Игра
Шрифт:
— Это что, был очередной хитрый план? — тихо сказал Саша, когда его шеф, коротко переговорив с ментовским начальством, вернулся и сел в машину. — На этот раз я был наживкой для маньяка?
— Тебя что, и по голове били? — спросил Игорь, глянув на него сочувственно, и завел мотор, выруливая потихоньку с площадки. — Слушай, один полюс, к которому может скатиться психика оператора — это шизофрения, вера во все, что возникает перед глазами… А вот второй — это паранойя. Когда никому и ничему не веришь. Тоже опасно, между прочим.
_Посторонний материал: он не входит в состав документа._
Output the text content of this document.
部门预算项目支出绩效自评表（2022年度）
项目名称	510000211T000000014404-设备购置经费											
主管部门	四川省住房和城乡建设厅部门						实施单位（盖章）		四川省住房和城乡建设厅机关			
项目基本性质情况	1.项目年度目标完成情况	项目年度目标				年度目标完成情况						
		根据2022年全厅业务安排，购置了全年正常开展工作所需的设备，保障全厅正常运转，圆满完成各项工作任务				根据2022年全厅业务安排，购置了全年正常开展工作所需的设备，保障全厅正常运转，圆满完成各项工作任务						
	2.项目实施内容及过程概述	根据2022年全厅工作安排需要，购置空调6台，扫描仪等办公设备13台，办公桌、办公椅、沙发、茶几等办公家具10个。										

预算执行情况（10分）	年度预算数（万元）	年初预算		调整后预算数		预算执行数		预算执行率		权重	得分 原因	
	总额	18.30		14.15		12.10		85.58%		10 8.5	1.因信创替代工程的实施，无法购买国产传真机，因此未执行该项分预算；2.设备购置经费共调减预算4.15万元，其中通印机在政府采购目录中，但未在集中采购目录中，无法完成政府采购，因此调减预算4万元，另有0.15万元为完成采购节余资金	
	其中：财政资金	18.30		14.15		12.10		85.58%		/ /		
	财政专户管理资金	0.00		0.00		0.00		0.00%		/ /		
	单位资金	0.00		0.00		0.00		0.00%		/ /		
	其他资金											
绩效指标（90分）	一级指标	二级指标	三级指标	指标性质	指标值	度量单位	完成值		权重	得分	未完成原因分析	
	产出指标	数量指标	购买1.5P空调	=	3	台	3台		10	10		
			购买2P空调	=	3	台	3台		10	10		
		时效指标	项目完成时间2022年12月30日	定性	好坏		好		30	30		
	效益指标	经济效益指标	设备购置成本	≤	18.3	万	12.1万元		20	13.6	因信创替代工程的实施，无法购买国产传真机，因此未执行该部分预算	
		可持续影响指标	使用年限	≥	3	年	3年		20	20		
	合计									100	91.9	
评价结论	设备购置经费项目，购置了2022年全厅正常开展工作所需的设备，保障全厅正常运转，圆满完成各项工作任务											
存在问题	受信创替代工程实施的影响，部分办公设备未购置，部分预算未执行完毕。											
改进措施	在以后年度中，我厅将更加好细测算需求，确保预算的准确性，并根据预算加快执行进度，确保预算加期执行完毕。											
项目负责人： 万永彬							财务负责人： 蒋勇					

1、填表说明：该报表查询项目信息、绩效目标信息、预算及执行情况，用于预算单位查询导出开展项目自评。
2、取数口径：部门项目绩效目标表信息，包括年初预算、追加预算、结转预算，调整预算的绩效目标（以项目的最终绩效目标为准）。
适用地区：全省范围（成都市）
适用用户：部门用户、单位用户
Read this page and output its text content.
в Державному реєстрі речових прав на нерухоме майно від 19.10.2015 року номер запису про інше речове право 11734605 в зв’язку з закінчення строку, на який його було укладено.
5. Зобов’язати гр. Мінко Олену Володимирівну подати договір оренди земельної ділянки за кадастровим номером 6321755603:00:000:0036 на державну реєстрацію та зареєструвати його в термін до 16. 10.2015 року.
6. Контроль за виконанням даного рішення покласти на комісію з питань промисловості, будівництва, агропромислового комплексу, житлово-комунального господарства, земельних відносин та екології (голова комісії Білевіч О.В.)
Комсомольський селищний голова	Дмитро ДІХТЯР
— Но почему… почему я? Он говорил, что чувствует некую связь со мной…
—
В машине повисло напряженное молчание. За окном тянулся все тот же пустырь.
— Он был… вампиром, — Саша наконец заговорил, нарушая гнетущую тишину — шум мотора не в счет, он уже успел стать привычным.
— Похоже на то, — кивнул Игорь. — Если это про него ты мне рассказывал…
— Тогда зачем ему убивать? Тянул бы и дальше из студентов потихоньку…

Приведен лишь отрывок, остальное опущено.